Panel Discussion on Climate Change, Capitalism and Corporations

Bill McKibben has argued that “it’s possible that there’s no greater example of corporate irresponsibility than climate change – I mean, these companies melted the Arctic, and then rushed to drill in the open water. ”

With the recent revelations that oil giant Exxon has known about the likely catastrophic impacts of continued fossil fuel use as far back as 1981, it seems McKibben is spot on in his assessment. After all what could be more immoral and irresponsible than knowingly destroying the habitable climate of the only home we have – planet Earth!
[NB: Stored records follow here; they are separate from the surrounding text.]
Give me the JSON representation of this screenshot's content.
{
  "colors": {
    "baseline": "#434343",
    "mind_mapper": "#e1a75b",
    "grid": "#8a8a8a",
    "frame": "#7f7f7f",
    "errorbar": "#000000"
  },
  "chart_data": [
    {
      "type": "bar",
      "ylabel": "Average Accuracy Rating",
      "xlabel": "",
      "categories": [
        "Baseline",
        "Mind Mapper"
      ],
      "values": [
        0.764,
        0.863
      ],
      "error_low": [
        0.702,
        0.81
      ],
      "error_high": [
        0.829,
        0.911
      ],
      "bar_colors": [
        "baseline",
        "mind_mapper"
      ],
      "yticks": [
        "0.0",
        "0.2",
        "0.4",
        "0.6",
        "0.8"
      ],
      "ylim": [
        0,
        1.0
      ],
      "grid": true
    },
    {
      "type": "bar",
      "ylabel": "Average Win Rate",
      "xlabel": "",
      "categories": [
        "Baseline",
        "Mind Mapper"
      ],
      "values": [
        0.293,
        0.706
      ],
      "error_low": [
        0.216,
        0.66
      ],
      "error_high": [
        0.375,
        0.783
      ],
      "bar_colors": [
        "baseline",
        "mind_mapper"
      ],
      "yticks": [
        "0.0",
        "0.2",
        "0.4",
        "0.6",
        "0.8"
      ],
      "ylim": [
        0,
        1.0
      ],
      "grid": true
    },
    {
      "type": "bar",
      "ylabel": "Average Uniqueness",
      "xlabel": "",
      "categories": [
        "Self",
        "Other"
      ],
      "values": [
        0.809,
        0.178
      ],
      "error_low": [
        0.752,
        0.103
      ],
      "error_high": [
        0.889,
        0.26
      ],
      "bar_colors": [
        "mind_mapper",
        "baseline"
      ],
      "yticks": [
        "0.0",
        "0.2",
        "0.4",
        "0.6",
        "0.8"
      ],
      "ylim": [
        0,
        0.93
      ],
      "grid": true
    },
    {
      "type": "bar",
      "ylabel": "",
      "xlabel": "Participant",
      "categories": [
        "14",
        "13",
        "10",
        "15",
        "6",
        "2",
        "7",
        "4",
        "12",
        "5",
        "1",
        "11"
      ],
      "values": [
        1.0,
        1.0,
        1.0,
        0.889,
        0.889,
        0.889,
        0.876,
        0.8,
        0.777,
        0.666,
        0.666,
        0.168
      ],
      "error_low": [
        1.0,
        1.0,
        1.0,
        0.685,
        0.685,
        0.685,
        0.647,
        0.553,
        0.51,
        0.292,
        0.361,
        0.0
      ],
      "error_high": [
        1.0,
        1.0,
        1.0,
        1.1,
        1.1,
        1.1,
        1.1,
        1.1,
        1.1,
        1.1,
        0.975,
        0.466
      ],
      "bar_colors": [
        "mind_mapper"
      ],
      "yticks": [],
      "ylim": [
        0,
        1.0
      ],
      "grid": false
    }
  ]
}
Last Monday, the Sydney Environment Institute and Sydney Ideas hosted a special panel of speakers to discuss the role of business in the climate crisis. This also served as an opportunity for a Sydney launch of Daniel Nyberg and my new book Climate Change, Capitalism and Corporations: Processes of Creative Self-Destruction.

With guest speakers Professor Clive Hamilton, David Ritter (Greenpeace Aust CEO) and Amanda McKenzie (Climate Council CEO), and a large audience of several hundred in the University’s new Nanotechnology Hub we explored how business’s exploitation of the environment and the resulting climate crisis  now represents the greatest challenge our species faces ( a video of the presentations is available below).

Clive Hamilton outlined how governments are increasingly targeting environmentalists as the new ‘extremists’ and ‘radicals’. In his dissection of the recent Federal Government’s radicalisation propaganda, Professor Hamilton pointed out how such government framing conveniently ignores how the active destruction of a habitable Earth through the burning of fossil fuels is perhaps the most radical and extreme venture that could be imagined!

David Ritter set out his perspective on the role of environmental activism and the inseparable link to grassroots democracy. Here, he argued, climate change represents not only an existential crisis but also our best chance to reform our society into something far more equitable, participatory and fulfilling.

Finally, in outlining some of the key arguments of our book, I proposed that rather than seeing all companies and managers as somehow ‘evil’, our economic system is functioning exactly as it is meant to; by maximising short-term shareholder value. As a result, while many managers and executives are extremely concerned about the unfolding climate crisis and the world they will leave to their children, we are locked into an economic system that as Naomi Klein has argued is at war with the environment.

In the panel discussion that followed debate focused on how our neoliberal market society prevents governments from challenging the power of large multinational corporations and promotes corporate self-regulation. As we have seen in recent weeks, trade agreements like the Trans-Pacific Partnership further weaken national governments ability to pass laws that impinge upon corporate profitability.

Despite the grim nature of the climate crisis, Clive Hamilton ended the night on a positive note. Asking the audience to imagine a government that took climate change seriously, aimed for 100 per cent renewable energy by 2025, and divested from fossil fuel investments. He then pointed out that the ACT Government is doing that right now! Despite the Herculean nature of the challenge now facing us, in the words of Al Gore:

‘…we should feel a sense of joy that those of us alive today have a rare privilege that few generations in history have known: the chance to undertake an historic mission worthy of our best efforts. It should be seen as an honor to live in a time when the future of human civilization will be shaped forever by what we do now.’